Homework  10 Solution

Write a program that reads in two fractions from the user and prints out the sum of the two numbers in lowest terms. Recall (from grade school!) that

n1    n2     n1 d2 + n2 d1
-- +  --  =  -------------
d1    d2         d1 d2

and that to reduce a fraction to lowest terms you divide the numerator n and the denominator d by the greatest common divisor of n and d. Of course, in these lecture notes we discuss greatest common divisor!
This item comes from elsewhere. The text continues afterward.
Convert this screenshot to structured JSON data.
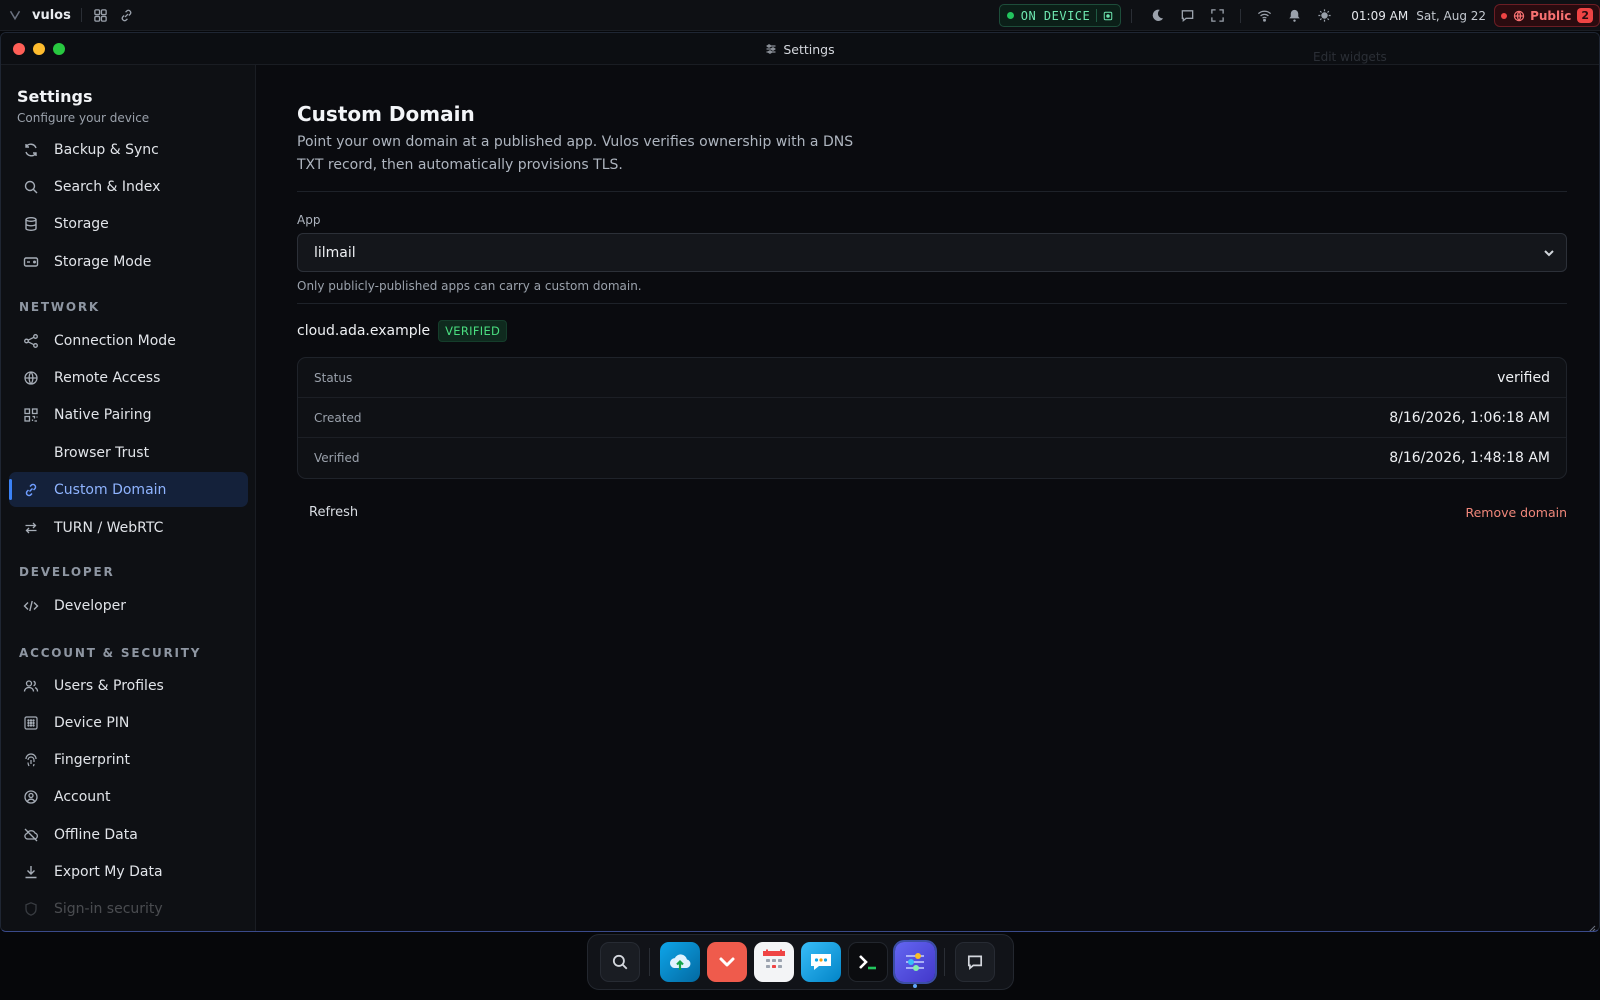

A run of your program should look something like this:

Enter a fraction addition problem: 15/28 + 7/32
15/28 + 7/32 = 169/224

Turn In a printout of your code, along with a screen capture of your program running on input 15/28 + 7/32.

Solution

// KGS
// Hmwk 10
// Adding two fractions


#include <iostream>
using namespace
std;

int main(){
    int numerator1, numerator2, denominator1, denominator2;
    char junk;

    cout << "Enter a fraction addition problem: ";
    cin >> numerator1 >> junk >> denominator1 >> junk >> numerator2 >> junk >> denominator2;

    // Add the two fractions
    int ansNumerator,ansDenominator;
    ansNumerator = numerator1*denominator2 + numerator2*denominator1;
    ansDenominator = denominator1*denominator2;

    int a, b, r;
    // Make sure a contains the larger of the two numbers
    if (ansNumerator >= ansDenominator) {
        a = ansNumerator;
        b = ansDenominator;
    }
    else {
        a = ansDenominator;
        b = ansNumerator;
    }

    // Find the gcd
    while (b != 0){
        r = a % b; // remember "%" is remainder
        a = b;
        b = r;
    }

    // Reduce the fraction
    // Note variable a contains the gcd
    ansNumerator = ansNumerator/a;
    ansDenominator = ansDenominator/a;

    // Print the results
    cout << endl << numerator1 << '/' << denominator1 << " + " << numerator2 << '/' << denominator2
            << " = " << ansNumerator << '/' << ansDenominator << endl;
    return 0;
}